Souhaitant faire des travaux d’isolation thermique extérieure sur ce bâtiment, Monsieur [I] [W] a signé au bénéfice de la société FLEURON INDUSTRIES un mandat spécial de représentation lui donnant pouvoir de les représenter auprès des services de la Ville de [Localité 5] afin d’obtenir l’autorisation administrative nécessaire à la réalisation des travaux ainsi qu’un devis accompagné des conditions générales de vente stipulant la réalisation desdits travaux. Les travaux ont été effectués et la facture de 25.800€ TTC a été acquittée le 8 juillet 2025.
Par un courrier de la ville de [Localité 5], en date du 15 juillet 2025, intitulé « procédure contradictoire préalablement à l’édition d’un arrêté de mise en demeure sur le fondement de l’article L. 481-1 du code de l’urbanisme », ils ont été informés que les travaux d’isolation thermique extérieure avaient été réalisés sans qu’ait été préalablement déposé un dossier de déclaration de travaux.
A la suite d’une procédure de conciliation mise en œuvre avec la mairie, à laquelle la société FLEURON INDUSTRIES ne s’est pas présentée, par courrier recommandé du 2 octobre 2025, Monsieur [I] [W] lui a alors demandé de se conformer à ses obligations contractuelles en régularisant la situation auprès des services de la Ville afin d’éviter qu’une astreinte ne soit prononcée. Aucune suite n’a davantage été donnée à ce courrier.

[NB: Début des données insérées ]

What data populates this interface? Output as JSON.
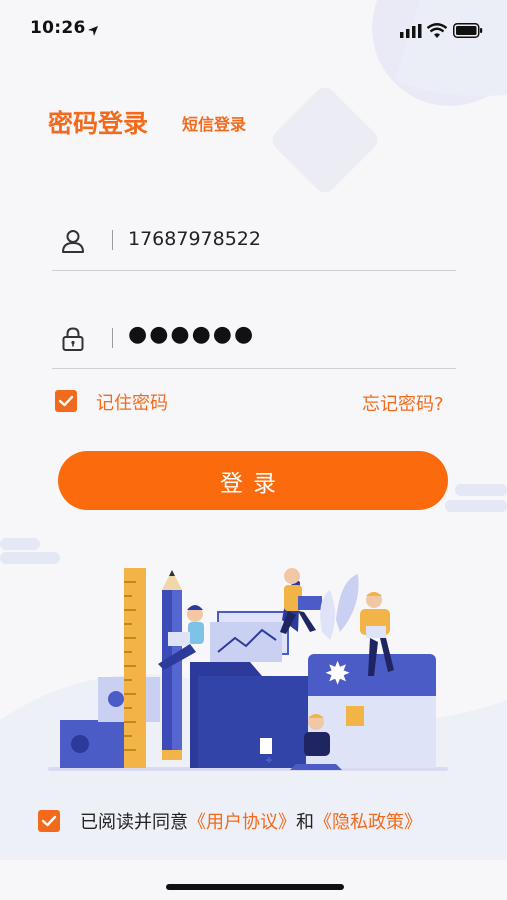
{
  "status_bar": {
    "time": "10:26"
  },
  "tabs": {
    "password_login": "密码登录",
    "sms_login": "短信登录"
  },
  "form": {
    "phone_value": "17687978522",
    "password_value": "●●●●●●",
    "remember_label": "记住密码",
    "remember_checked": true,
    "forgot_label": "忘记密码?",
    "login_label": "登录"
  },
  "agreement": {
    "prefix": "已阅读并同意",
    "user_agreement": "《用户协议》",
    "conjunction": "和",
    "privacy_policy": "《隐私政策》",
    "checked": true
  },
  "colors": {
    "accent": "#f26b1d",
    "button": "#fb6a0c",
    "illustration_blue": "#4b5cc7"
  }
}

Par courrier du 28 octobre 2025, le conseil du demandeur a adressé une mise en demeure à la société FLEURON INDUSTRIES.
Par acte du 11 et 12 décembre 2025, Monsieur [I] [W] a fait assigner la société FLEURON INDUSTRIES devant le président du tribunal judiciaire statuant en référés aux fins de :
— Ordonner à la société FLEURON INDUSTRIES de :
*déposer, sans délai, les travaux réalisés irrégulièrement sans autorisation ;
*régulariser un dossier de déclaration préalable de travaux prévoyant « une réfection à base d’un enduit à la chaux ou d’un enduit correcteur thermique à la chaux naturelle » ;
* obtenir de Monsieur le Maire un arrêté de non-opposition à déclaration préalable.

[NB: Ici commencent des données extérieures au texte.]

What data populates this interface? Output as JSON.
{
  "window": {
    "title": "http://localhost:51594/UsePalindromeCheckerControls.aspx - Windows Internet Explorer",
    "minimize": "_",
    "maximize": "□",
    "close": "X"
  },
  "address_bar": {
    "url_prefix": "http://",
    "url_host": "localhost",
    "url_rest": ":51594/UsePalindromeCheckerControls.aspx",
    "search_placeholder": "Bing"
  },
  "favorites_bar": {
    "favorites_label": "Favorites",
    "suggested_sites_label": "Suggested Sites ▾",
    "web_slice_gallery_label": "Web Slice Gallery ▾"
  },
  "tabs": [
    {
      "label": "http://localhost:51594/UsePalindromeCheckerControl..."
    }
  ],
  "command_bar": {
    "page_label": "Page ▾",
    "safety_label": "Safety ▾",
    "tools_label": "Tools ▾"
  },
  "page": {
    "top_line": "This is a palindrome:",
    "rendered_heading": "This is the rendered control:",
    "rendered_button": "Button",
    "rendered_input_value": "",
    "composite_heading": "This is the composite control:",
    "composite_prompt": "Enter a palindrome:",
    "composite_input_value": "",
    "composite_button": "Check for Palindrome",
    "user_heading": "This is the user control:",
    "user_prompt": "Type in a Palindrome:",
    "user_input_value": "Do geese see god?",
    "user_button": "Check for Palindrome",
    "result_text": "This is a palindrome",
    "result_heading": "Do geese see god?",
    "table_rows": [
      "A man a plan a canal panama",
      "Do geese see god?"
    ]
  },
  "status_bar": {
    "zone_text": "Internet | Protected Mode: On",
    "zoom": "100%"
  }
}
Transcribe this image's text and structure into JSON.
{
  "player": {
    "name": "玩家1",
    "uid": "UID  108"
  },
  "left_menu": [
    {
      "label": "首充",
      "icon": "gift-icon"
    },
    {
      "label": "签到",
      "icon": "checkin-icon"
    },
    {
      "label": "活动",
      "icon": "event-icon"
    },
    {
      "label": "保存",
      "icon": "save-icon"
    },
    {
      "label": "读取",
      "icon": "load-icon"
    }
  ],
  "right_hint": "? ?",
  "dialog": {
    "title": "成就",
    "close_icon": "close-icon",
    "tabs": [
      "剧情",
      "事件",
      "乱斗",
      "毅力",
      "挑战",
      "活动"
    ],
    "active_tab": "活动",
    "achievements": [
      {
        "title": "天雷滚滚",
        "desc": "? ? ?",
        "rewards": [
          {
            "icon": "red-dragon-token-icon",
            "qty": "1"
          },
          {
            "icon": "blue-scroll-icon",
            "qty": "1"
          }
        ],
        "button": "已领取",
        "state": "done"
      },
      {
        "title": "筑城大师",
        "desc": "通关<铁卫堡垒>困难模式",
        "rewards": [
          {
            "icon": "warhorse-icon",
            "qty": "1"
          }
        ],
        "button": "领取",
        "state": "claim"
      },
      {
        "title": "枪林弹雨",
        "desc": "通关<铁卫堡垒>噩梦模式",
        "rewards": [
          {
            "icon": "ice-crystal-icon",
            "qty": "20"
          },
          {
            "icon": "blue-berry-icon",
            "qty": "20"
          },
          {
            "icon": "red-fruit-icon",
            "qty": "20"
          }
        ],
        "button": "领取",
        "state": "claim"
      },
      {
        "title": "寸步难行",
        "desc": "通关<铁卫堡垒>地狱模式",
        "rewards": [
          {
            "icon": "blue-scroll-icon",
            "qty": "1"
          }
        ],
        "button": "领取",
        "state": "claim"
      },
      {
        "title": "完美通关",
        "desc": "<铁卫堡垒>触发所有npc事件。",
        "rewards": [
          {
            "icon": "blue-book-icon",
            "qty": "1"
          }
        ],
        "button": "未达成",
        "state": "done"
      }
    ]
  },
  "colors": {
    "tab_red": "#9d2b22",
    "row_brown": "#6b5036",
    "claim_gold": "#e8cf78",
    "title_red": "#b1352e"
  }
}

— Ordonner à la société FLEURON INDUSTRIES toutes autres mesures qui seraient jugées utiles ;
— Assortir les injonctions d’une astreinte de 500€ par jour de retard à compter de la notification de la décision du Tribunal à intervenir ;
— Condamner la société FLEURON INDUSTRIES aux entiers dépens ;
— Condamner la société FLEURON INDUSTRIES à verser à Monsieur [I] [W] la somme de 5.000€ au titre de l’article 700 du code de procédure civile.
Bien que régulièrement assignée, la société FLEURON INDUSTRIES n’a pas constitué avocat, de sorte que la présente décision sera réputée contradictoire.

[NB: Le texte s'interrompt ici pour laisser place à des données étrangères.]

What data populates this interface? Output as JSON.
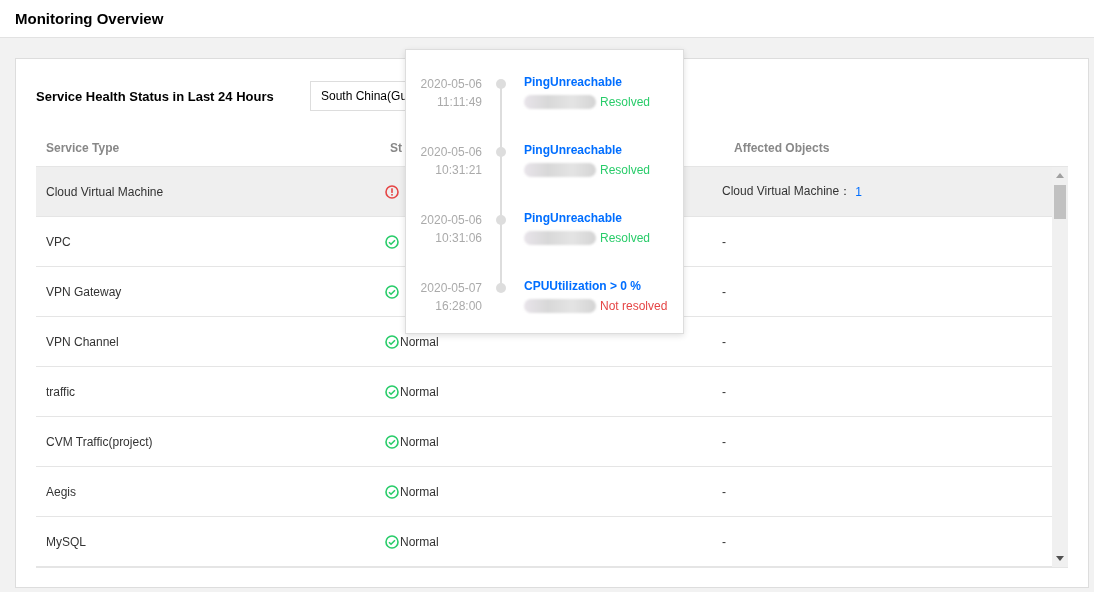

Conformément à l’article 446-1 du code de procédure civile, pour plus ample informé de l’exposé et des prétentions des parties, il est renvoyé à l’assignation et aux écritures déposées et développées oralement à l’audience.
L’affaire a été mise en délibéré au 30 mars 2026.
MOTIFS
En application de l’article 472 du code de procédure civile, si l’association Pari-T ne comparaît pas, il est néanmoins statué sur le fond. Le juge ne fait droit à la demande que dans la mesure où il l’estime régulière, recevable et bien fondée.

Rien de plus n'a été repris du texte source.